Dominique arrive avec Alex.

Dominique – Non mais vous l’avez vu, hier, à la télé ? Il se fiche de nous !

Alex – Il faut reconnaître qu’il est assez étonnant.

Dominique – Supprimer le Sénat… C’est vous qui lui avez soufflé cette idée absurde ?

Alex – Mais pas du tout !

Dominique – Je vous rappelle que tous nos souteneurs de droite sont sénateurs !

Alex – Par souteneurs, vous entendez soutiens, j’imagine…

Dominique – Claude m’a appelé, il est hors de lui. C’est vrai que si on supprimait le Sénat, personne ne s’en apercevrait, mais bon…

Alex – Je ne sais pas où il est allé cherché ça… Il est peut-être moins con qu’il en a l’air, après tout…

Dominique – Vous m’aviez dit qu’il savait à peine lire et écrire !

Alex – Je ne sais pas ce qui lui est arrivé…

Dominique – Depuis qu’il a réchappé à cet attentat, c’est pire que tout. Il est passé en tête des intentions de vote au deuxième tour. Vous vous rendez compte ? Les deux tiers des Français se déclarent prêts à voter pour cet imbécile !
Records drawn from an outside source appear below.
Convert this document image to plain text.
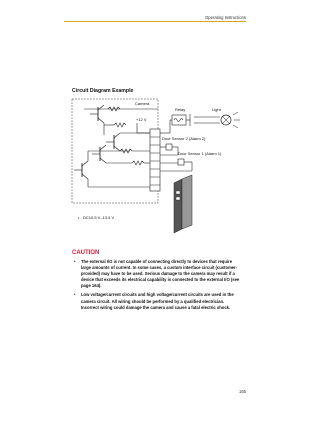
Operating Instructions
Circuit Diagram Example
Camera
+12 V
Relay	Light
Door Sensor 2 (Alarm 2)
Door Sensor 1 (Alarm 1)
• DC10.5 V–13.5 V
CAUTION
• The external I/O is not capable of connecting directly to devices that require large amounts of current. In some cases, a custom interface circuit (customer-provided) may have to be used. Serious damage to the camera may result if a device that exceeds its electrical capability is connected to the external I/O (see page 164).
• Low voltage/current circuits and high voltage/current circuits are used in the camera circuit. All wiring should be performed by a qualified electrician. Incorrect wiring could damage the camera and cause a fatal electric shock.
165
Alex – Il faut dire que les barbouzes de la DGSE se sont surpassés. Le sniper qui devait lui coller une balle dans la tête s’est tiré une balle dans le pied !

Dominique – Des tireurs d’élite ! Je ne comprends pas… Ce type a la baraka, ce n’est pas possible autrement. On dirait qu’il bénéficie d’une protection divine.

Alex – C’en est presque troublant. Il est même à l’épreuve des balles.

Dominique – Mais c’est quoi, son secret ?

Alex – Un grigri que lui aura fourni un marabout africain…

Dominique – Rien ne peut donc plus l’arrêter ?

Alex – J’aimerais vous dire le contraire, mais j’ai tout essayé. Pourtant vous savez que quand il s’agit de salir une réputation, je ne manque jamais d’imagination.

Dominique – Il doit bien avoir quelque chose à se reprocher ! On a tous, quelque chose à se reprocher ! Un emploi fictif, un compte en Suisse, un ami au Kremlin…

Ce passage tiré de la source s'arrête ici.